Wed 02 December 2020:
China successfully landed a spacecraft on the moon’s surface late on Tuesday in the first mission to retrieve lunar surface samples in 40 years, said the country’s National Space Administration.
The space agency said the probe had successfully landed on the near side of the moon and sent back images.
The lander-ascender combination of China’s Chang’e-5 lunar probe successfully landed in the huge volcanic plain Oceanus Procellarum, or “Ocean of Storms,” on the near side of the moon on Tuesday evening, Global Times quoted China’s National Space Administration as announcing.
While landing, the probe’s camera also took a picture of the landing area.
The probe landed on the moon eight days after lifting off from South China’s Hainan Province on Nov. 24.
The development was China’s third successful landing on the Earth’s natural satellite, following the Chang’e-3 probe on Dec. 14, 2013, and a historic first landing on the far side of the moon by the Chang’e-4 probe on Jan. 2, 2019, according to state-run media.

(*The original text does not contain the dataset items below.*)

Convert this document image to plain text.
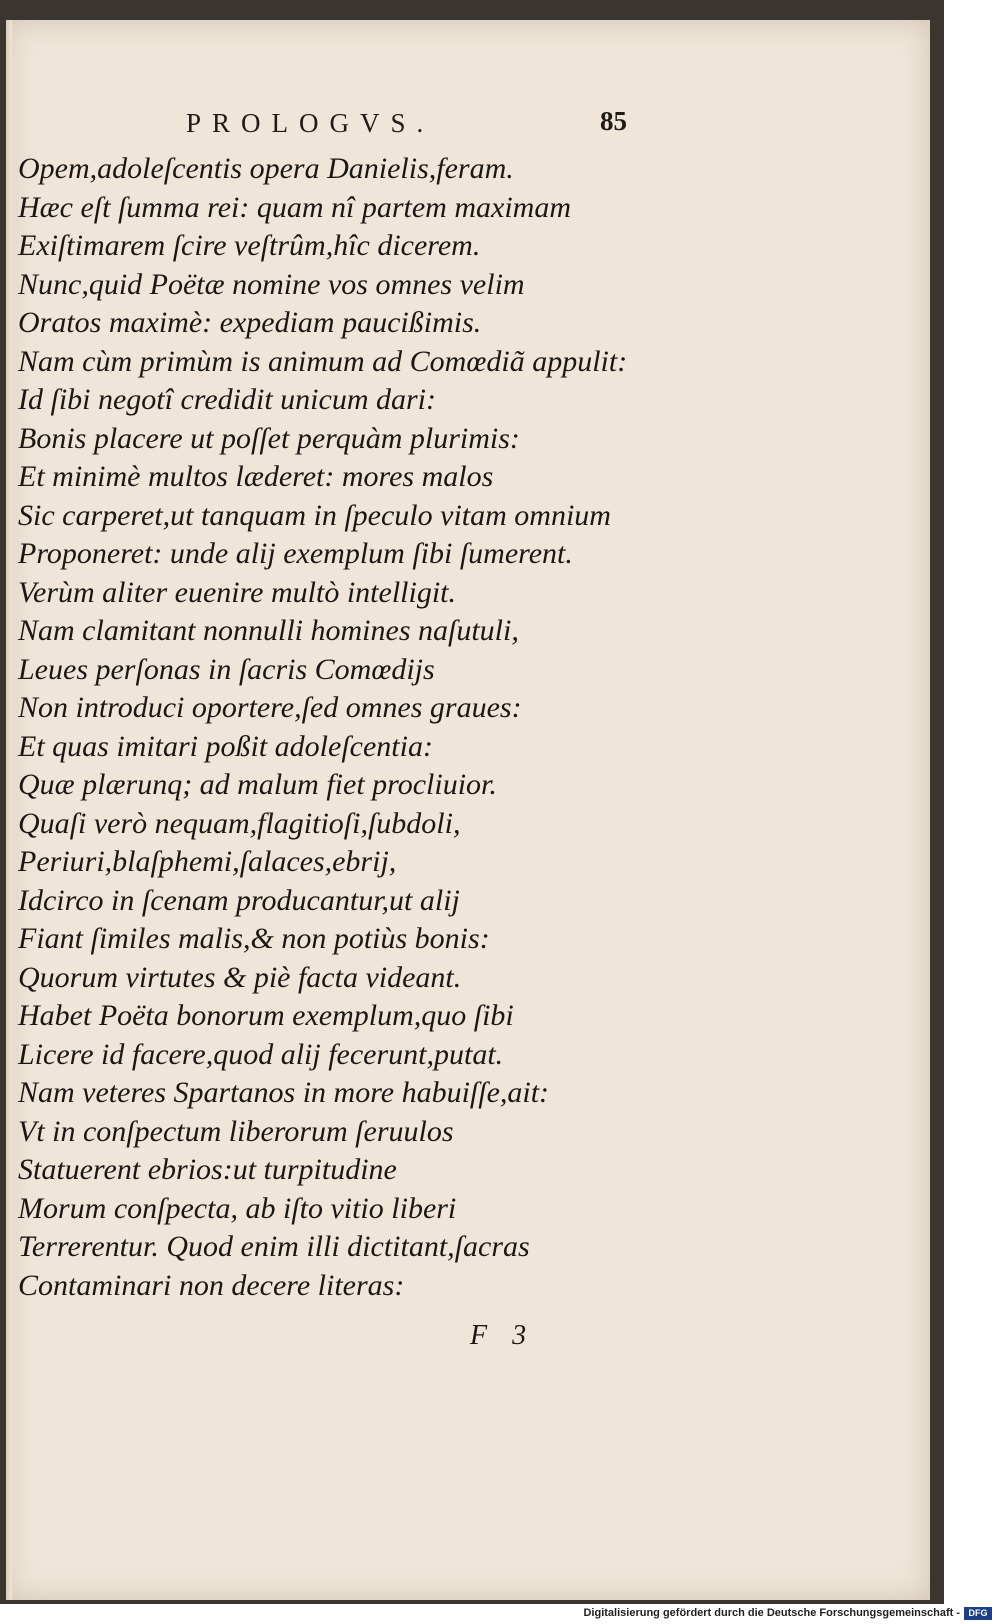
PROLOGVS.	85
Opem,adoleſcentis opera Danielis,feram.
Hæc eſt ſumma rei: quam nî partem maximam
Exiſtimarem ſcire veſtrûm,hîc dicerem.
Nunc,quid Poëtæ nomine vos omnes velim
Oratos maximè: expediam paucißimis.
Nam cùm primùm is animum ad Comœdiã appulit:
Id ſibi negotî credidit unicum dari:
Bonis placere ut poſſet perquàm plurimis:
Et minimè multos læderet: mores malos
Sic carperet,ut tanquam in ſpeculo vitam omnium
Proponeret: unde alij exemplum ſibi ſumerent.
Verùm aliter euenire multò intelligit.
Nam clamitant nonnulli homines naſutuli,
Leues perſonas in ſacris Comœdijs
Non introduci oportere,ſed omnes graues:
Et quas imitari poßit adoleſcentia:
Quæ plærunq; ad malum fiet procliuior.
Quaſi verò nequam,flagitioſi,ſubdoli,
Periuri,blaſphemi,ſalaces,ebrij,
Idcirco in ſcenam producantur,ut alij
Fiant ſimiles malis,& non potiùs bonis:
Quorum virtutes & piè facta videant.
Habet Poëta bonorum exemplum,quo ſibi
Licere id facere,quod alij fecerunt,putat.
Nam veteres Spartanos in more habuiſſe,ait:
Vt in conſpectum liberorum ſeruulos
Statuerent ebrios:ut turpitudine
Morum conſpecta, ab iſto vitio liberi
Terrerentur. Quod enim illi dictitant,ſacras
Contaminari non decere literas:
F 3
Digitalisierung gefördert durch die Deutsche Forschungsgemeinschaft - DFG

The mission will attempt to collect two kilogrammes (4.4 pounds) of samples in an area that has yet to be explored on an enormous lava plain known as Oceanus Procellarum, or “Ocean of Storms” and if completed as planned, would make China the third nation to have retrieved lunar samples after the United States and Russia.
The samples will then be lifted into orbit and transferred to a return capsule for the return to Earth, where it is expected to land on land in China’s Inner Mongolia region.
“Sample collection on a celestial body normally combines the scoop and the drill, since the materials on the surface are usually too complicated to analyze because of all kinds of space weathering effects, and it is the soil and rocks underground that are most valuable for studying,” Global Times quoted Wang Yanan, mission developer China Aerospace Science and Technology Corporation, as saying.
The improved drilling system has realized a 70% success rate for the collection of integral samples, he added.
Following the soft landing, the probe’s ascender will take off from the moon’s surface, in another first for China. It will later rendezvous and dock with the orbital module at the lunar orbit some 380,000 kilometers (236,000 miles) away from Earth, which has never been done before. The re-entry capsule will then return the lunar material to the preset landing site in North China’s Inner Mongolia Autonomous Region for further study and research, according to Global Times.